The US Supreme Court has handed down a landmark ruling Monday affecting prison sentences for juveniles convicted of murder. Hundreds of juveniles around the country who have been sentenced to life without parole for murder will all be granted new sentencing hearings. That, after the Supreme Court ruled that mandatory life without parole sentences for those under 17 qualifies as cruel and unusual punishment.
The family of a Lawrence County is shocked to hear the news.
"Evil can come in the form of a 14 year old," said Candy Cheatham.
Cheatham's father, Cole Cannon, died in July of 2003 when two teenage boys beat him with a baseball bat and then set his trailer on fire.
"Evan Miller took my dads T-shirt, put it over his head and said ‘Cole I am God and I come to take your life.'"
Miller, 14 at the time, was sentenced to life without parole.
Alabama, and 28 other states, have mandatory life without parole sentences for juveniles found guilty of capital murder. Miller's sentence was contested all the way to the top court. Groups like the American Psychiatric Association and the American Bar Association threw their support behind the change.
Miller's Attorney Bryan Stevenson released this statement after today's ruling:
"This is an important win for children. The Court took a significant step forward by recognizing the fundamental unfairness of mandatory death-in-prison sentences that don't allow sentencers to consider the unique status of children and their potential for change," said Stevenson. "The Court has recognized that children need additional attention and protection in the criminal justice system," he continued.
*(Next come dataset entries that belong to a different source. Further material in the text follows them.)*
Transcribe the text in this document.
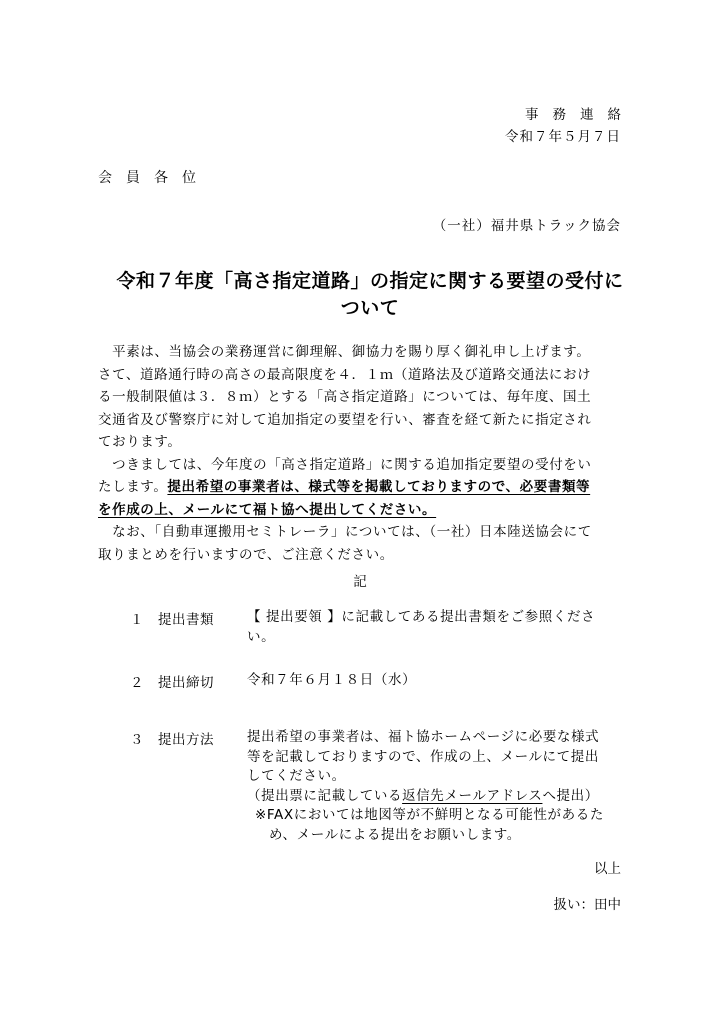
事務連絡
令和７年５月７日
会員各位
（一社）福井県トラック協会
令和７年度「高さ指定道路」の指定に関する要望の受付に
ついて

　平素は、当協会の業務運営に御理解、御協力を賜り厚く御礼申し上げます。
さて、道路通行時の高さの最高限度を４．１ｍ（道路法及び道路交通法におけ
る一般制限値は３．８ｍ）とする「高さ指定道路」については、毎年度、国土
交通省及び警察庁に対して追加指定の要望を行い、審査を経て新たに指定され
ております。

　つきましては、今年度の「高さ指定道路」に関する追加指定要望の受付をい
たします。提出希望の事業者は、様式等を掲載しておりますので、必要書類等
を作成の上、メールにて福ト協へ提出してください。

　なお、「自動車運搬用セミトレーラ」については、（一社）日本陸送協会にて
取りまとめを行いますので、ご注意ください。

記
１ 提出書類 【 提出要領 】に記載してある提出書類をご参照くださ
い。
２ 提出締切 令和７年６月１８日（水）
３ 提出方法 提出希望の事業者は、福ト協ホームページに必要な様式
等を記載しておりますので、作成の上、メールにて提出
してください。
（提出票に記載している返信先メールアドレスへ提出）
※FAXにおいては地図等が不鮮明となる可能性があるた
め、メールによる提出をお願いします。
以上
扱い：田中
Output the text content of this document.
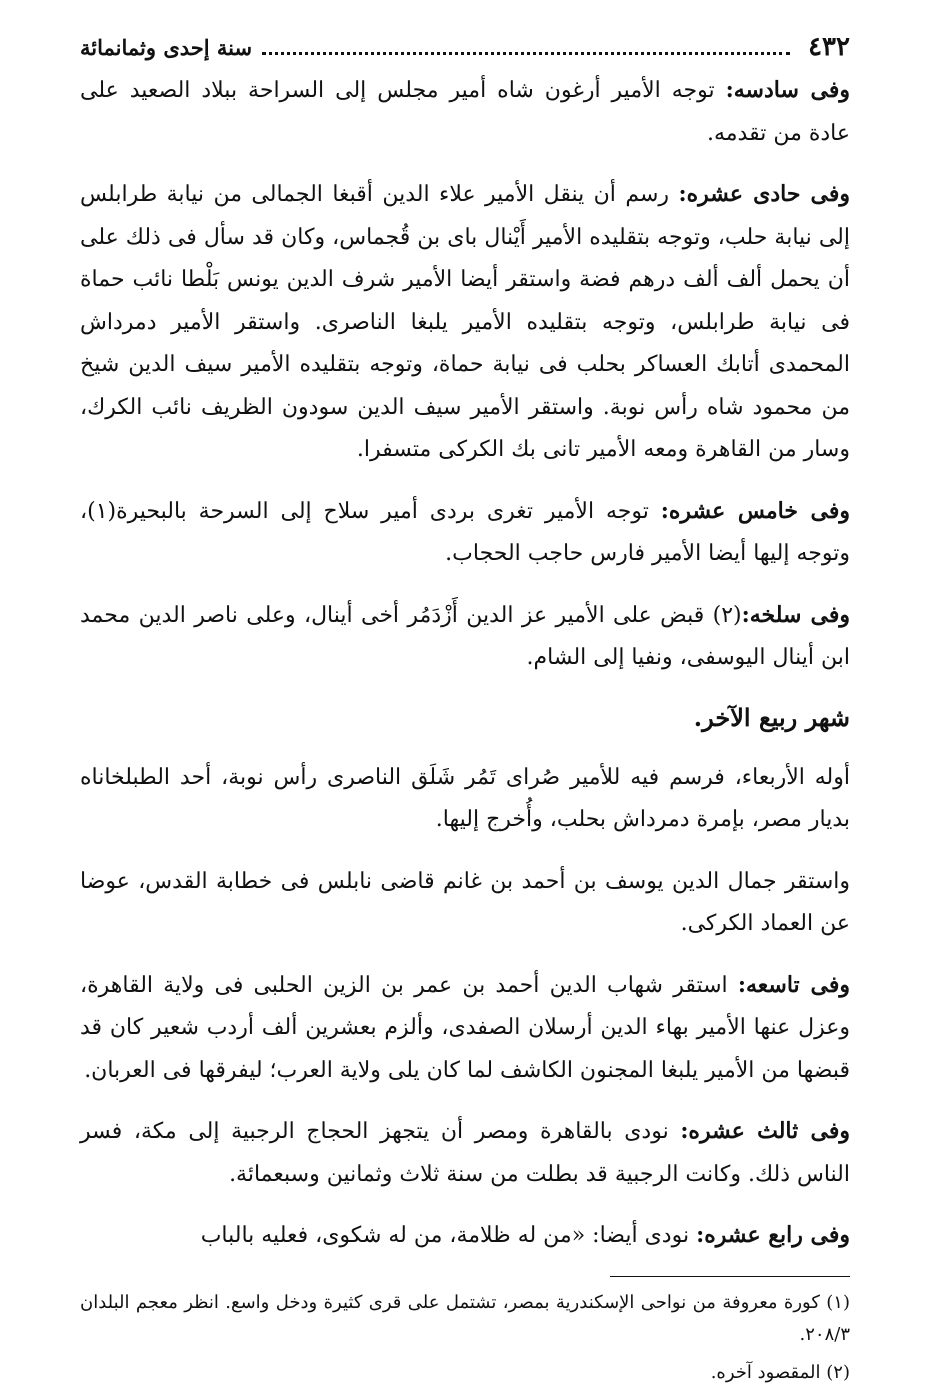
٤٣٢
سنة إحدى وثمانمائة

وفى سادسه: توجه الأمير أرغون شاه أمير مجلس إلى السراحة ببلاد الصعيد على عادة من تقدمه.

وفى حادى عشره: رسم أن ينقل الأمير علاء الدين أقبغا الجمالى من نيابة طرابلس إلى نيابة حلب، وتوجه بتقليده الأمير أَيْنال باى بن قُجماس، وكان قد سأل فى ذلك على أن يحمل ألف ألف درهم فضة واستقر أيضا الأمير شرف الدين يونس بَلْطا نائب حماة فى نيابة طرابلس، وتوجه بتقليده الأمير يلبغا الناصرى. واستقر الأمير دمرداش المحمدى أتابك العساكر بحلب فى نيابة حماة، وتوجه بتقليده الأمير سيف الدين شيخ من محمود شاه رأس نوبة. واستقر الأمير سيف الدين سودون الظريف نائب الكرك، وسار من القاهرة ومعه الأمير تانى بك الكركى متسفرا.

وفى خامس عشره: توجه الأمير تغرى بردى أمير سلاح إلى السرحة بالبحيرة(١)، وتوجه إليها أيضا الأمير فارس حاجب الحجاب.

وفى سلخه:(٢) قبض على الأمير عز الدين أَزْدَمُر أخى أينال، وعلى ناصر الدين محمد ابن أينال اليوسفى، ونفيا إلى الشام.

شهر ربيع الآخر.

أوله الأربعاء، فرسم فيه للأمير صُراى تَمُر شَلَق الناصرى رأس نوبة، أحد الطبلخاناه بديار مصر، بإمرة دمرداش بحلب، وأُخرج إليها.

واستقر جمال الدين يوسف بن أحمد بن غانم قاضى نابلس فى خطابة القدس، عوضا عن العماد الكركى.

وفى تاسعه: استقر شهاب الدين أحمد بن عمر بن الزين الحلبى فى ولاية القاهرة، وعزل عنها الأمير بهاء الدين أرسلان الصفدى، وألزم بعشرين ألف أردب شعير كان قد قبضها من الأمير يلبغا المجنون الكاشف لما كان يلى ولاية العرب؛ ليفرقها فى العربان.

وفى ثالث عشره: نودى بالقاهرة ومصر أن يتجهز الحجاج الرجبية إلى مكة، فسر الناس ذلك. وكانت الرجبية قد بطلت من سنة ثلاث وثمانين وسبعمائة.

وفى رابع عشره: نودى أيضا: «من له ظلامة، من له شكوى، فعليه بالباب

(١) كورة معروفة من نواحى الإسكندرية بمصر، تشتمل على قرى كثيرة ودخل واسع. انظر معجم البلدان ٢٠٨/٣.

(٢) المقصود آخره.
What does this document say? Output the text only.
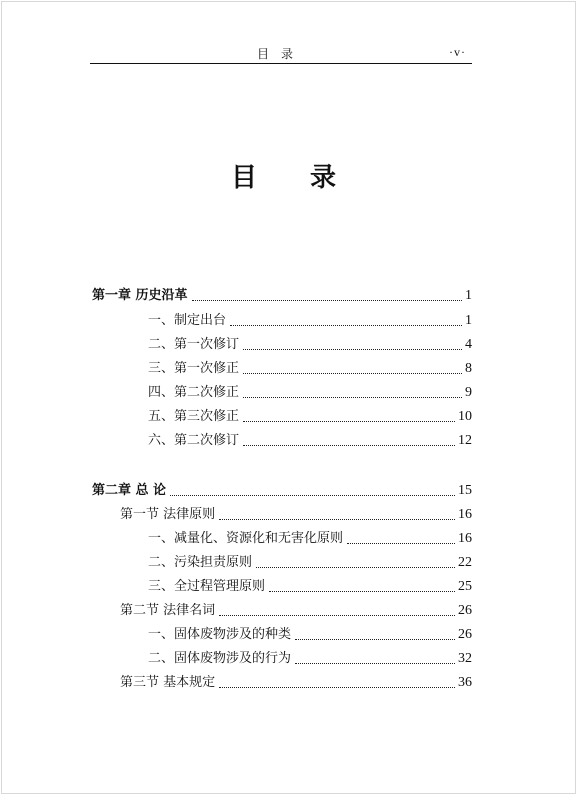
目录	·v·
目 录
第一章 历史沿革	1
一、制定出台	1
二、第一次修订	4
三、第一次修正	8
四、第二次修正	9
五、第三次修正	10
六、第二次修订	12
第二章 总 论	15
第一节 法律原则	16
一、减量化、资源化和无害化原则	16
二、污染担责原则	22
三、全过程管理原则	25
第二节 法律名词	26
一、固体废物涉及的种类	26
二、固体废物涉及的行为	32
第三节 基本规定	36
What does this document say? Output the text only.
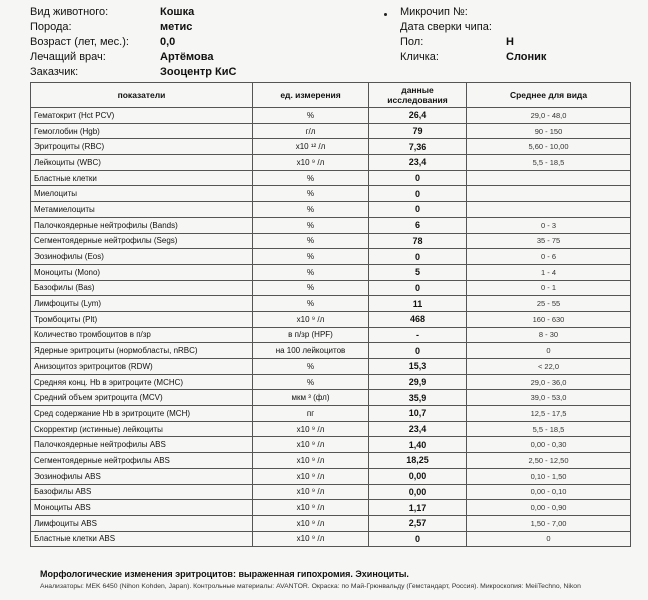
Вид животного:	Кошка
Порода:	метис
Возраст (лет, мес.):	0,0
Лечащий врач:	Артёмова
Заказчик:	Зооцентр КиС
Микрочип №:
Дата сверки чипа:
Пол:	Н
Кличка:	Слоник
показатели	ед. измерения	данные исследования	Среднее для вида
Гематокрит (Hct PCV)	%	26,4	29,0 - 48,0
Гемоглобин (Hgb)	г/л	79	90 - 150
Эритроциты (RBC)	x10 ¹² /л	7,36	5,60 - 10,00
Лейкоциты (WBC)	x10 ⁹ /л	23,4	5,5 - 18,5
Бластные клетки	%	0	
Миелоциты	%	0	
Метамиелоциты	%	0	
Палочкоядерные нейтрофилы (Bands)	%	6	0 - 3
Сегментоядерные нейтрофилы (Segs)	%	78	35 - 75
Эозинофилы (Eos)	%	0	0 - 6
Моноциты (Mono)	%	5	1 - 4
Базофилы (Bas)	%	0	0 - 1
Лимфоциты (Lym)	%	11	25 - 55
Тромбоциты (Plt)	x10 ⁹ /л	468	160 - 630
Количество тромбоцитов в п/зр	в п/зр (HPF)	-	8 - 30
Ядерные эритроциты (нормобласты, nRBC)	на 100 лейкоцитов	0	0
Анизоцитоз эритроцитов (RDW)	%	15,3	< 22,0
Средняя конц. Hb в эритроците (MCHC)	%	29,9	29,0 - 36,0
Средний объем эритроцита (MCV)	мкм ³ (фл)	35,9	39,0 - 53,0
Сред содержание Hb в эритроците (MCH)	пг	10,7	12,5 - 17,5
Скорректир (истинные) лейкоциты	x10 ⁹ /л	23,4	5,5 - 18,5
Палочкоядерные нейтрофилы ABS	x10 ⁹ /л	1,40	0,00 - 0,30
Сегментоядерные нейтрофилы ABS	x10 ⁹ /л	18,25	2,50 - 12,50
Эозинофилы ABS	x10 ⁹ /л	0,00	0,10 - 1,50
Базофилы ABS	x10 ⁹ /л	0,00	0,00 - 0,10
Моноциты ABS	x10 ⁹ /л	1,17	0,00 - 0,90
Лимфоциты ABS	x10 ⁹ /л	2,57	1,50 - 7,00
Бластные клетки ABS	x10 ⁹ /л	0	0
Морфологические изменения эритроцитов: выраженная гипохромия. Эхиноциты.
Анализаторы: MEK 6450 (Nihon Kohden, Japan). Контрольные материалы: AVANTOR. Окраска: по Май-Грюнвальду (Гемстандарт, Россия). Микроскопия: MeiiTechno, Nikon
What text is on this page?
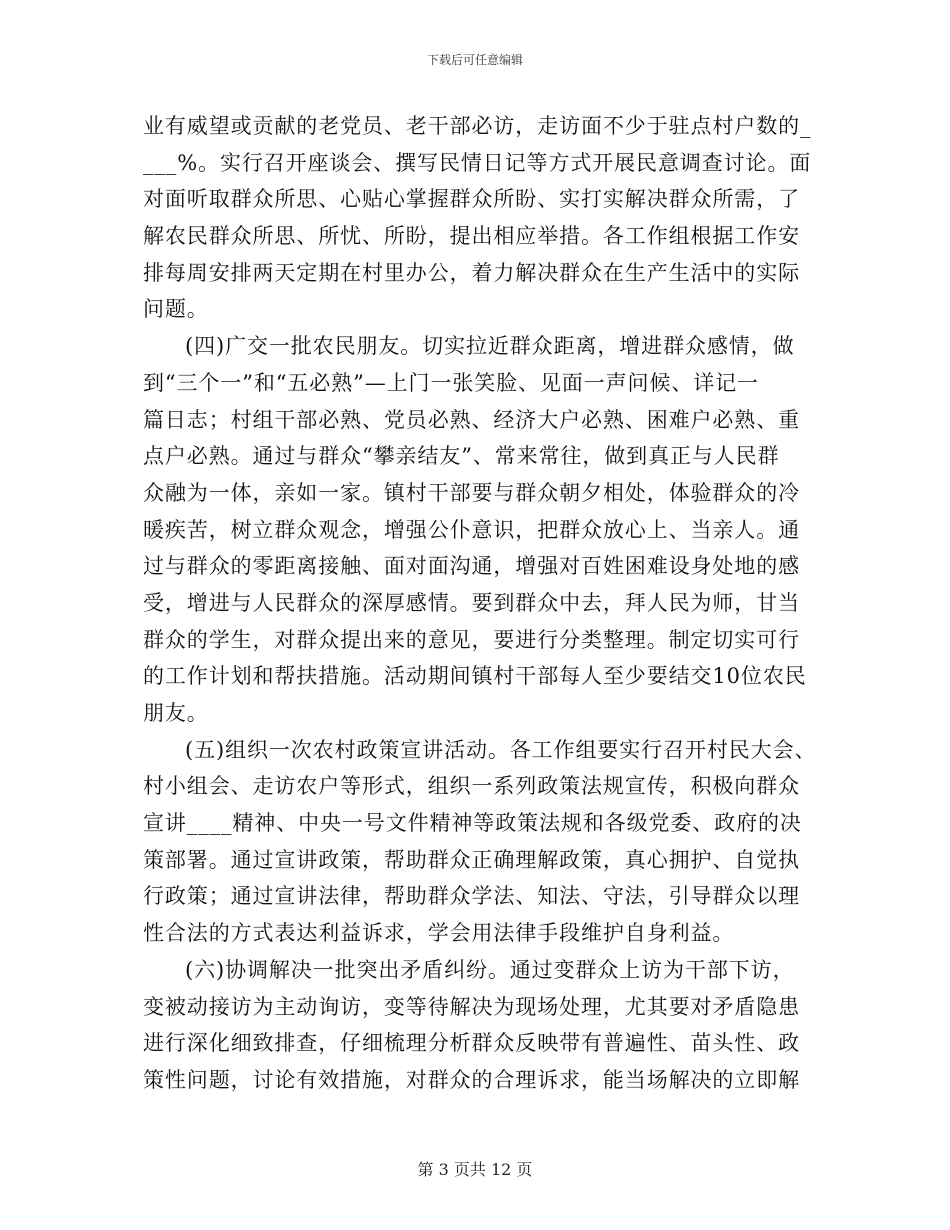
下载后可任意编辑
业有威望或贡献的老党员、老干部必访，走访面不少于驻点村户数的_
___%。实行召开座谈会、撰写民情日记等方式开展民意调查讨论。面
对面听取群众所思、心贴心掌握群众所盼、实打实解决群众所需，了
解农民群众所思、所忧、所盼，提出相应举措。各工作组根据工作安
排每周安排两天定期在村里办公，着力解决群众在生产生活中的实际
问题。
(四)广交一批农民朋友。切实拉近群众距离，增进群众感情，做
到“三个一”和“五必熟”—上门一张笑脸、见面一声问候、详记一
篇日志；村组干部必熟、党员必熟、经济大户必熟、困难户必熟、重
点户必熟。通过与群众“攀亲结友”、常来常往，做到真正与人民群
众融为一体，亲如一家。镇村干部要与群众朝夕相处，体验群众的冷
暖疾苦，树立群众观念，增强公仆意识，把群众放心上、当亲人。通
过与群众的零距离接触、面对面沟通，增强对百姓困难设身处地的感
受，增进与人民群众的深厚感情。要到群众中去，拜人民为师，甘当
群众的学生，对群众提出来的意见，要进行分类整理。制定切实可行
的工作计划和帮扶措施。活动期间镇村干部每人至少要结交10位农民
朋友。
(五)组织一次农村政策宣讲活动。各工作组要实行召开村民大会、
村小组会、走访农户等形式，组织一系列政策法规宣传，积极向群众
宣讲____精神、中央一号文件精神等政策法规和各级党委、政府的决
策部署。通过宣讲政策，帮助群众正确理解政策，真心拥护、自觉执
行政策；通过宣讲法律，帮助群众学法、知法、守法，引导群众以理
性合法的方式表达利益诉求，学会用法律手段维护自身利益。
(六)协调解决一批突出矛盾纠纷。通过变群众上访为干部下访，
变被动接访为主动询访，变等待解决为现场处理，尤其要对矛盾隐患
进行深化细致排查，仔细梳理分析群众反映带有普遍性、苗头性、政
策性问题，讨论有效措施，对群众的合理诉求，能当场解决的立即解
第 3 页共 12 页
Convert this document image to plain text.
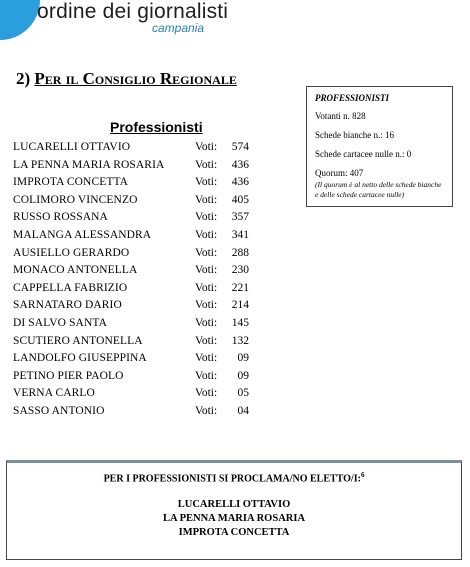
ordine dei giornalisti
campania
2) Per il Consiglio Regionale
Professionisti
LUCARELLI OTTAVIO	Voti:	574
LA PENNA MARIA ROSARIA	Voti:	436
IMPROTA CONCETTA	Voti:	436
COLIMORO VINCENZO	Voti:	405
RUSSO ROSSANA	Voti:	357
MALANGA ALESSANDRA	Voti:	341
AUSIELLO GERARDO	Voti:	288
MONACO ANTONELLA	Voti:	230
CAPPELLA FABRIZIO	Voti:	221
SARNATARO DARIO	Voti:	214
DI SALVO SANTA	Voti:	145
SCUTIERO ANTONELLA	Voti:	132
LANDOLFO GIUSEPPINA	Voti:	09
PETINO PIER PAOLO	Voti:	09
VERNA CARLO	Voti:	05
SASSO ANTONIO	Voti:	04
PROFESSIONISTI
Votanti n. 828
Schede bianche n.: 16
Schede cartacee nulle n.: 0
Quorum: 407
(Il quorum è al netto delle schede bianche e delle schede cartacee nulle)
PER I PROFESSIONISTI SI PROCLAMA/NO ELETTO/I:$^6$
LUCARELLI OTTAVIO
LA PENNA MARIA ROSARIA
IMPROTA CONCETTA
The vote was far from unanimous, 5 to 4, and the public is split on the issue as well.
"No child should be held accountable for their acts for the rest of their life," said Huntsville resident Jordan Heintz.
Cheatham, with old wounds reopened, says her journey to recovery and acceptance, is beginning all over again
"The decision just came today so there is still some shock, there is still upset. I have cried pretty much all day long so I'll still have to process this."
In 2005 the court ruled that juveniles cannot be sentenced to death. Juveniles can still be sentenced to life without parole for murder, but the judge is now required to take into account the child's age and potential for rehabilitation.